Conduent data breach expands, impacting at least 25 million individuals

The fallout from a ransomware attack on one of the largest government contractors in the United States continues to grow: personal data belonging to more than 25 million people has now been stolen.

Conduent supplies printing, mailroom, and document services, along with payment and processing support for state government benefit programs such as food assistance. It also supports workplace benefit operations and unemployment-related services for major corporations. Because of that role, Conduent handles enormous volumes of sensitive personal information connected to a wide portion of the U.S. population. The company has said its technology and operational support services reach more than 100 million people.

However, since the cyberattack in January 2025 — which a ransomware group claimed responsibility for — the company has provided limited detail about what happened, including how attackers gained access and how many people were ultimately affected.

A recent update to the state of Wisconsin’s data breach notification page now indicates that the Conduent breach impacts at least 25 million individuals across the United States.

An ongoing tally compiled from multiple breach notification letters reviewed also totals roughly 25 million people. Oregon (10.5 million) and Texas (15.4 million) make up the bulk of those impacted. Additional breach notices reviewed include several hundred thousand more individuals spanning Massachusetts, New Hampshire, and Washington.
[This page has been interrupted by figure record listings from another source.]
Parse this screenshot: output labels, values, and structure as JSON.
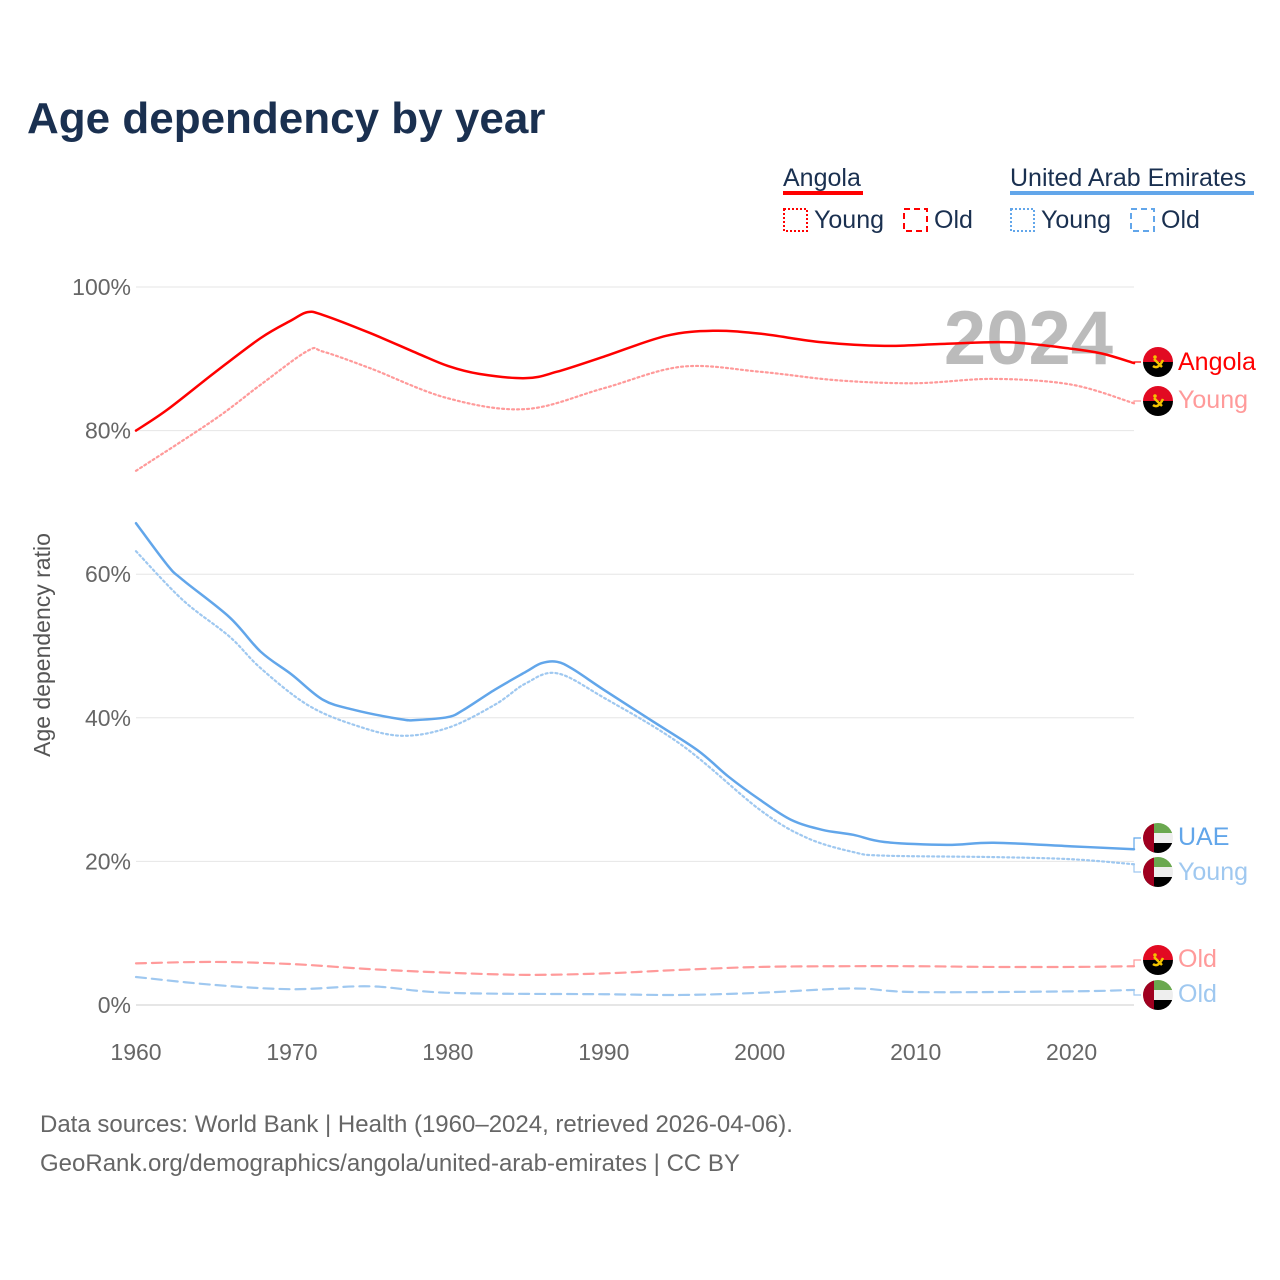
{
  "title": "Age dependency by year",
  "legend": {
    "groups": [
      {
        "name": "Angola",
        "color": "#ff0000",
        "items": [
          "Young",
          "Old"
        ]
      },
      {
        "name": "United Arab Emirates",
        "color": "#62a6ea",
        "items": [
          "Young",
          "Old"
        ]
      }
    ]
  },
  "year_watermark": "2024",
  "end_labels": {
    "angola_total": "Angola",
    "angola_young": "Young",
    "uae_total": "UAE",
    "uae_young": "Young",
    "angola_old": "Old",
    "uae_old": "Old"
  },
  "footer": {
    "line1": "Data sources: World Bank | Health (1960–2024, retrieved 2026-04-06).",
    "line2": "GeoRank.org/demographics/angola/united-arab-emirates | CC BY"
  },
  "chart_data": {
    "type": "line",
    "title": "Age dependency by year",
    "xlabel": "",
    "ylabel": "Age dependency ratio",
    "xlim": [
      1960,
      2024
    ],
    "ylim": [
      0,
      100
    ],
    "xticks": [
      "1960",
      "1970",
      "1980",
      "1990",
      "2000",
      "2010",
      "2020"
    ],
    "yticks": [
      "0%",
      "20%",
      "40%",
      "60%",
      "80%",
      "100%"
    ],
    "grid": true,
    "legend_position": "top-right",
    "series": [
      {
        "name": "Angola",
        "style": "solid",
        "color": "#ff0000",
        "points": [
          [
            1960,
            80.0
          ],
          [
            1962,
            82.9
          ],
          [
            1965,
            88.0
          ],
          [
            1968,
            92.9
          ],
          [
            1970,
            95.4
          ],
          [
            1971,
            96.5
          ],
          [
            1972,
            96.1
          ],
          [
            1975,
            93.6
          ],
          [
            1978,
            90.8
          ],
          [
            1980,
            89.0
          ],
          [
            1982,
            87.9
          ],
          [
            1985,
            87.3
          ],
          [
            1987,
            88.2
          ],
          [
            1990,
            90.3
          ],
          [
            1994,
            93.2
          ],
          [
            1997,
            93.9
          ],
          [
            2000,
            93.5
          ],
          [
            2004,
            92.3
          ],
          [
            2008,
            91.8
          ],
          [
            2012,
            92.1
          ],
          [
            2016,
            92.3
          ],
          [
            2020,
            91.4
          ],
          [
            2022,
            90.7
          ],
          [
            2024,
            89.4
          ]
        ]
      },
      {
        "name": "Angola Young",
        "style": "dotted",
        "color": "#ff9a9a",
        "points": [
          [
            1960,
            74.4
          ],
          [
            1965,
            81.5
          ],
          [
            1968,
            86.4
          ],
          [
            1971,
            91.1
          ],
          [
            1972,
            91.0
          ],
          [
            1975,
            88.7
          ],
          [
            1980,
            84.5
          ],
          [
            1985,
            83.0
          ],
          [
            1990,
            85.9
          ],
          [
            1995,
            88.9
          ],
          [
            2000,
            88.2
          ],
          [
            2005,
            87.0
          ],
          [
            2010,
            86.6
          ],
          [
            2015,
            87.2
          ],
          [
            2020,
            86.4
          ],
          [
            2024,
            83.8
          ]
        ]
      },
      {
        "name": "Angola Old",
        "style": "dashed",
        "color": "#ff9a9a",
        "points": [
          [
            1960,
            5.8
          ],
          [
            1965,
            6.0
          ],
          [
            1970,
            5.7
          ],
          [
            1975,
            5.0
          ],
          [
            1980,
            4.5
          ],
          [
            1985,
            4.2
          ],
          [
            1990,
            4.4
          ],
          [
            1995,
            4.9
          ],
          [
            2000,
            5.3
          ],
          [
            2005,
            5.4
          ],
          [
            2010,
            5.4
          ],
          [
            2015,
            5.3
          ],
          [
            2020,
            5.3
          ],
          [
            2024,
            5.4
          ]
        ]
      },
      {
        "name": "United Arab Emirates",
        "style": "solid",
        "color": "#62a6ea",
        "points": [
          [
            1960,
            67.1
          ],
          [
            1962,
            61.3
          ],
          [
            1963,
            59.2
          ],
          [
            1966,
            54.0
          ],
          [
            1968,
            49.2
          ],
          [
            1970,
            46.0
          ],
          [
            1972,
            42.5
          ],
          [
            1974,
            41.1
          ],
          [
            1977,
            39.8
          ],
          [
            1978,
            39.7
          ],
          [
            1980,
            40.1
          ],
          [
            1981,
            41.1
          ],
          [
            1983,
            43.9
          ],
          [
            1985,
            46.4
          ],
          [
            1986,
            47.6
          ],
          [
            1987,
            47.8
          ],
          [
            1988,
            46.8
          ],
          [
            1990,
            43.9
          ],
          [
            1993,
            39.7
          ],
          [
            1996,
            35.5
          ],
          [
            1998,
            31.8
          ],
          [
            2000,
            28.6
          ],
          [
            2002,
            25.8
          ],
          [
            2004,
            24.4
          ],
          [
            2006,
            23.7
          ],
          [
            2008,
            22.7
          ],
          [
            2012,
            22.3
          ],
          [
            2015,
            22.6
          ],
          [
            2020,
            22.1
          ],
          [
            2024,
            21.7
          ]
        ]
      },
      {
        "name": "United Arab Emirates Young",
        "style": "dotted",
        "color": "#9fc8f0",
        "points": [
          [
            1960,
            63.2
          ],
          [
            1963,
            56.4
          ],
          [
            1966,
            51.3
          ],
          [
            1968,
            46.9
          ],
          [
            1971,
            41.8
          ],
          [
            1974,
            39.0
          ],
          [
            1977,
            37.5
          ],
          [
            1980,
            38.6
          ],
          [
            1983,
            41.8
          ],
          [
            1985,
            44.8
          ],
          [
            1987,
            46.2
          ],
          [
            1990,
            42.8
          ],
          [
            1995,
            36.2
          ],
          [
            2000,
            27.2
          ],
          [
            2003,
            23.3
          ],
          [
            2006,
            21.3
          ],
          [
            2008,
            20.8
          ],
          [
            2015,
            20.6
          ],
          [
            2020,
            20.3
          ],
          [
            2024,
            19.6
          ]
        ]
      },
      {
        "name": "United Arab Emirates Old",
        "style": "dashed",
        "color": "#9fc8f0",
        "points": [
          [
            1960,
            3.9
          ],
          [
            1965,
            2.8
          ],
          [
            1970,
            2.2
          ],
          [
            1975,
            2.6
          ],
          [
            1980,
            1.7
          ],
          [
            1990,
            1.5
          ],
          [
            1995,
            1.4
          ],
          [
            2000,
            1.7
          ],
          [
            2006,
            2.3
          ],
          [
            2010,
            1.8
          ],
          [
            2020,
            1.9
          ],
          [
            2024,
            2.1
          ]
        ]
      }
    ]
  }
}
The incident is known to have exposed a wide range of sensitive data, including names, dates of birth, home addresses, Social Security numbers, health insurance details, and medical information.

Outside of formal notification materials, Conduent has said very little publicly about the breach and, in some cases, has made it harder for affected people to find information about the incident.
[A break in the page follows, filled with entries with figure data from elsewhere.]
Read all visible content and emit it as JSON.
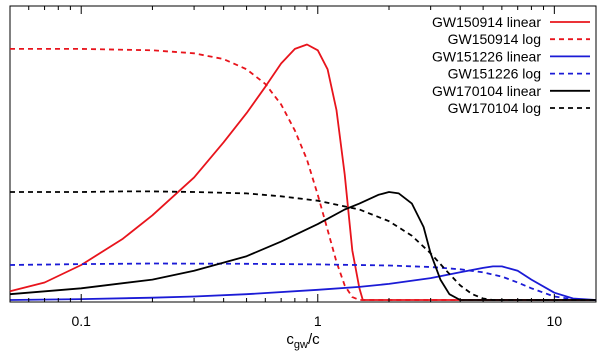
{
  "chart_data": {
    "type": "line",
    "title": "",
    "xlabel": "c_gw/c",
    "xlabel_main": "c",
    "xlabel_sub": "gw",
    "xlabel_tail": "/c",
    "ylabel": "",
    "xscale": "log",
    "xlim": [
      0.05,
      15
    ],
    "ylim": [
      0,
      1
    ],
    "y_tick_labels_shown": false,
    "grid": false,
    "legend_position": "top-right",
    "x_ticks": [
      {
        "value": 0.1,
        "label": "0.1"
      },
      {
        "value": 1,
        "label": "1"
      },
      {
        "value": 10,
        "label": "10"
      }
    ],
    "series": [
      {
        "name": "GW150914 linear",
        "color": "#e8141c",
        "dash": "solid",
        "points": [
          [
            0.05,
            0.03
          ],
          [
            0.07,
            0.06
          ],
          [
            0.1,
            0.12
          ],
          [
            0.15,
            0.21
          ],
          [
            0.2,
            0.29
          ],
          [
            0.3,
            0.42
          ],
          [
            0.4,
            0.54
          ],
          [
            0.5,
            0.64
          ],
          [
            0.6,
            0.73
          ],
          [
            0.7,
            0.81
          ],
          [
            0.8,
            0.86
          ],
          [
            0.9,
            0.875
          ],
          [
            1.0,
            0.855
          ],
          [
            1.1,
            0.79
          ],
          [
            1.2,
            0.65
          ],
          [
            1.3,
            0.43
          ],
          [
            1.4,
            0.17
          ],
          [
            1.5,
            0.04
          ],
          [
            1.55,
            0.0
          ],
          [
            15,
            0.0
          ]
        ]
      },
      {
        "name": "GW150914 log",
        "color": "#e8141c",
        "dash": "dashed",
        "points": [
          [
            0.05,
            0.86
          ],
          [
            0.1,
            0.86
          ],
          [
            0.2,
            0.855
          ],
          [
            0.3,
            0.845
          ],
          [
            0.4,
            0.825
          ],
          [
            0.5,
            0.79
          ],
          [
            0.6,
            0.74
          ],
          [
            0.7,
            0.67
          ],
          [
            0.8,
            0.58
          ],
          [
            0.9,
            0.48
          ],
          [
            1.0,
            0.36
          ],
          [
            1.1,
            0.24
          ],
          [
            1.2,
            0.13
          ],
          [
            1.3,
            0.05
          ],
          [
            1.4,
            0.01
          ],
          [
            1.5,
            0.0
          ],
          [
            15,
            0.0
          ]
        ]
      },
      {
        "name": "GW151226 linear",
        "color": "#1b1bd6",
        "dash": "solid",
        "points": [
          [
            0.05,
            0.0
          ],
          [
            0.1,
            0.003
          ],
          [
            0.2,
            0.008
          ],
          [
            0.3,
            0.012
          ],
          [
            0.5,
            0.02
          ],
          [
            1.0,
            0.035
          ],
          [
            1.5,
            0.045
          ],
          [
            2.0,
            0.055
          ],
          [
            3.0,
            0.075
          ],
          [
            4.0,
            0.095
          ],
          [
            5.0,
            0.11
          ],
          [
            5.5,
            0.115
          ],
          [
            6.0,
            0.115
          ],
          [
            7.0,
            0.1
          ],
          [
            8.0,
            0.07
          ],
          [
            10.0,
            0.025
          ],
          [
            12.0,
            0.005
          ],
          [
            15,
            0.0
          ]
        ]
      },
      {
        "name": "GW151226 log",
        "color": "#1b1bd6",
        "dash": "dashed",
        "points": [
          [
            0.05,
            0.12
          ],
          [
            0.1,
            0.123
          ],
          [
            0.2,
            0.125
          ],
          [
            0.5,
            0.124
          ],
          [
            1.0,
            0.122
          ],
          [
            2.0,
            0.118
          ],
          [
            3.0,
            0.113
          ],
          [
            4.0,
            0.105
          ],
          [
            5.0,
            0.095
          ],
          [
            6.0,
            0.08
          ],
          [
            7.0,
            0.06
          ],
          [
            8.0,
            0.04
          ],
          [
            10.0,
            0.012
          ],
          [
            12.0,
            0.002
          ],
          [
            15,
            0.0
          ]
        ]
      },
      {
        "name": "GW170104 linear",
        "color": "#000000",
        "dash": "solid",
        "points": [
          [
            0.05,
            0.02
          ],
          [
            0.1,
            0.04
          ],
          [
            0.2,
            0.07
          ],
          [
            0.3,
            0.1
          ],
          [
            0.5,
            0.15
          ],
          [
            0.7,
            0.2
          ],
          [
            1.0,
            0.26
          ],
          [
            1.3,
            0.31
          ],
          [
            1.5,
            0.33
          ],
          [
            1.8,
            0.36
          ],
          [
            2.0,
            0.37
          ],
          [
            2.2,
            0.365
          ],
          [
            2.5,
            0.33
          ],
          [
            2.8,
            0.25
          ],
          [
            3.0,
            0.16
          ],
          [
            3.3,
            0.07
          ],
          [
            3.6,
            0.02
          ],
          [
            4.0,
            0.0
          ],
          [
            15,
            0.0
          ]
        ]
      },
      {
        "name": "GW170104 log",
        "color": "#000000",
        "dash": "dashed",
        "points": [
          [
            0.05,
            0.37
          ],
          [
            0.1,
            0.37
          ],
          [
            0.15,
            0.372
          ],
          [
            0.2,
            0.372
          ],
          [
            0.3,
            0.37
          ],
          [
            0.5,
            0.365
          ],
          [
            0.7,
            0.355
          ],
          [
            1.0,
            0.34
          ],
          [
            1.5,
            0.31
          ],
          [
            2.0,
            0.27
          ],
          [
            2.5,
            0.22
          ],
          [
            3.0,
            0.16
          ],
          [
            3.5,
            0.1
          ],
          [
            4.0,
            0.05
          ],
          [
            4.5,
            0.02
          ],
          [
            5.0,
            0.005
          ],
          [
            5.5,
            0.0
          ],
          [
            15,
            0.0
          ]
        ]
      }
    ]
  }
}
A page on Conduent’s website titled “Incident Notice,” published in October 2025 around the time the company issued its first breach notification, does not clearly state that a cybersecurity event occurred. The webpage also contains a hidden “noindex” tag in its source code, instructing search engines not to index the page. That choice can make it difficult for someone searching online to locate the notice.

When contacted, Conduent spokesperson Sean Collins did not say how many notification letters have been sent so far or explain why the company’s incident notice is being kept from search engine listings.
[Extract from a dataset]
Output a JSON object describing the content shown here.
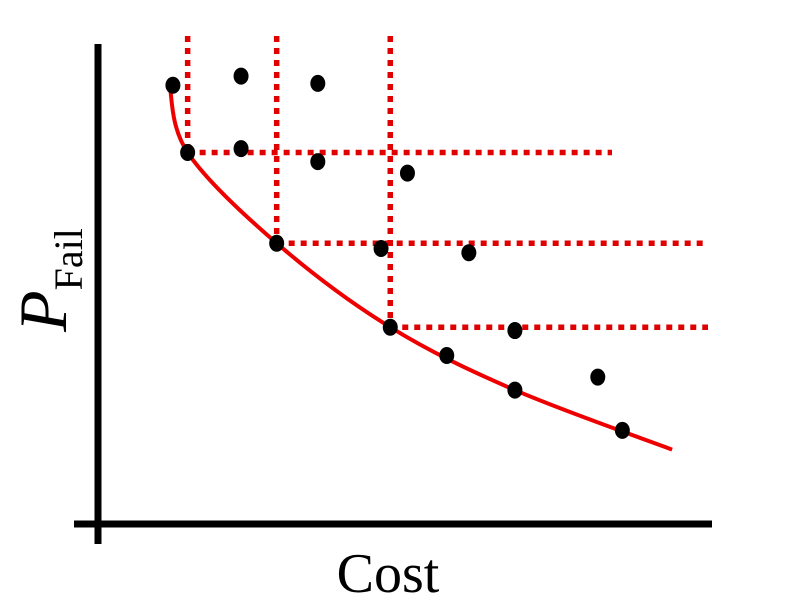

The Conduent breach has been described as one of the “largest ever,” though it likely remains smaller than the Change Healthcare breach. That earlier hack affected more than 190 million people after a ransomware attack in February 2024. In that incident, a Russian-speaking ransomware group stole large volumes of health and medical data by exploiting a stolen login that was not protected by multi-factor authentication, and the healthcare technology company reportedly paid at least two ransoms to prevent most of the stolen data from being published online.